La responsabilité d’une commune est engagée par la présence de restes mortels non identifiés dans une concession funéraire, cette faute contractuelle ayant occasionné au requérant un préjudice direct et certain consistant en la découverte macabre d’un corps dans sa concession quelques heures seulement avant les obsèques de son fils.
Tribunal Administratif de Lille, 19 mai 2020, n°1600954
Le père d’un défunt avait conclu un contrat de concession funéraire avec la Commune de Tourcoing. Alors que son fils devait être enterré, les travaux de creusement de la fosse funéraire ont conduit à la rupture d’une canalisation, entraînant le report de l’enterrement. Lorsque le père s’est rendu au cimetière pour l’enterrement, et a réalisé que la fosse n’avait pas été creusée à l’emplacement prévu par le contrat de concession funéraire, il a procédé, avec l’aide d’un agent communal, à des creusements improvisés qui ont mis à jour les restes mortels d’un corps inhumé dans sa concession. Les membres de la famille du défunt, dont son père, ont demandé la condamnation de la Commune à réparer le préjudice qu’ils estiment avoir subi du fait des conditions d’inhumation du défunt.

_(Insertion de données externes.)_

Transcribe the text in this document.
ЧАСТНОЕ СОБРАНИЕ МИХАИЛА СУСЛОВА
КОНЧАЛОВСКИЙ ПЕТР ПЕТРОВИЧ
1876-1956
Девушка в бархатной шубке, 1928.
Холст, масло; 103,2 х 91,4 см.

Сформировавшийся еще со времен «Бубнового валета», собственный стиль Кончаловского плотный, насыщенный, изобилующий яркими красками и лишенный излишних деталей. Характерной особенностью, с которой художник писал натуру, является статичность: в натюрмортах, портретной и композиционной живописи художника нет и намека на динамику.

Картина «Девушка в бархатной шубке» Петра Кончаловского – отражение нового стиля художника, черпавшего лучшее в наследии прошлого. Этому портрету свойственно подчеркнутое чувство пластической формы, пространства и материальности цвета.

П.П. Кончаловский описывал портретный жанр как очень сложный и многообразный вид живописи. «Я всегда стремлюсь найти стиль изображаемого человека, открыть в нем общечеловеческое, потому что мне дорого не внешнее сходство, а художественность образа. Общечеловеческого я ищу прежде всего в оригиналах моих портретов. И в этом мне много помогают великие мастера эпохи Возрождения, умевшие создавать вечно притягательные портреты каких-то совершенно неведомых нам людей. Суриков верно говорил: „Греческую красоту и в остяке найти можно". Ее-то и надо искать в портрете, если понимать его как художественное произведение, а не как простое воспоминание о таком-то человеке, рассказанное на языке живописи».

Tout d’abord, les requérants invoquent la responsabilité contractuelle de la Commune qui aurait méconnu ses obligations nées de la concession funéraire acquise en 1999 en livrant un terrain impropre à sa destination non libre d’occupation, et en communiquant à l’entreprise chargée de l’inhumation des informations erronées sur l’emplacement de la concession.
Le juge administratif rappelle que les tiers à un contrat administratif ne peuvent se prévaloir des stipulations de ce contrat, à l’exception de ses clauses réglementaires, et rejette sur ce fondement les conclusions présentées par les membres de la famille autres que le père du défunt (qui, lui, avait conclu le contrat de concession funéraire avec la Commune).
S’agissant des conclusions indemnitaires du père du défunt, le juge considère qu’ « au cas d’espèce, la présence de restes mortels issus d’une précédente concession n’est pas de nature à caractériser une impropriété à la destination de la parcelle concédée, dès lors que le terrain demeure utilisable à la seule condition de l’exhumation de ces restes mortels » et que le requérant n’apporte pas la preuve que les informations relatives à l’emplacement de la fosse à réaliser auraient été erronées.
En revanche, il considère que la Commune a méconnu ses obligations résultant des articles R.2223-20 et R.2223-21 du code général des collectivités territoriales selon lesquels une Commune, qui reprend un terrain occupé par une concession arrivée à échéance ou réputée abandonnée, doit nécessairement enlever les monuments, signes funéraires et caveaux présents sur la concession reprise ainsi qu’exhumer les restes mortels et les transférer à l’ossuaire municipal pour crémation, avant de conclure un nouveau contrat de concession sur ce même terrain. Il en conclut que cette faute contractuelle a occasionné au requérant un préjudice direct et certain pour lequel la Commune doit être condamnée à verser des dommages et intérêts.
Le Tribunal condamne donc, à ce titre, la Commune à verser au père du défunt la somme de 4 000 euros en réparation des préjudices subis.
Ensuite, les requérants invoquent la responsabilité extracontractuelle de la Commune.
Le juge administratif rejette les conclusions du père du défunt qui, en tant que titulaire du contrat de concession, ne pouvait agir que sur le fondement de la responsabilité contractuelle.
Il rejette également les moyens soutenus par les autres membres de la famille du défunt en considérant que :
- D’une part, ils ne démontrent pas que le conservateur du cimetière aurait omis de vérifier que la société funéraire était dépositaire d’une habilitation préfectorale pour procéder à l’inhumation, en application de l’article L.2223-23 du code général des collectivités territoriales ;
- D’autre part, le fait que les travaux d’exhumation du corps découvert dans la concession ont eu lieu à une heure d’ouverture au public en violation de l’article R.2213-46 du code général des collectivités territoriales est sans rapport avec les préjudices dont ils se prévalent.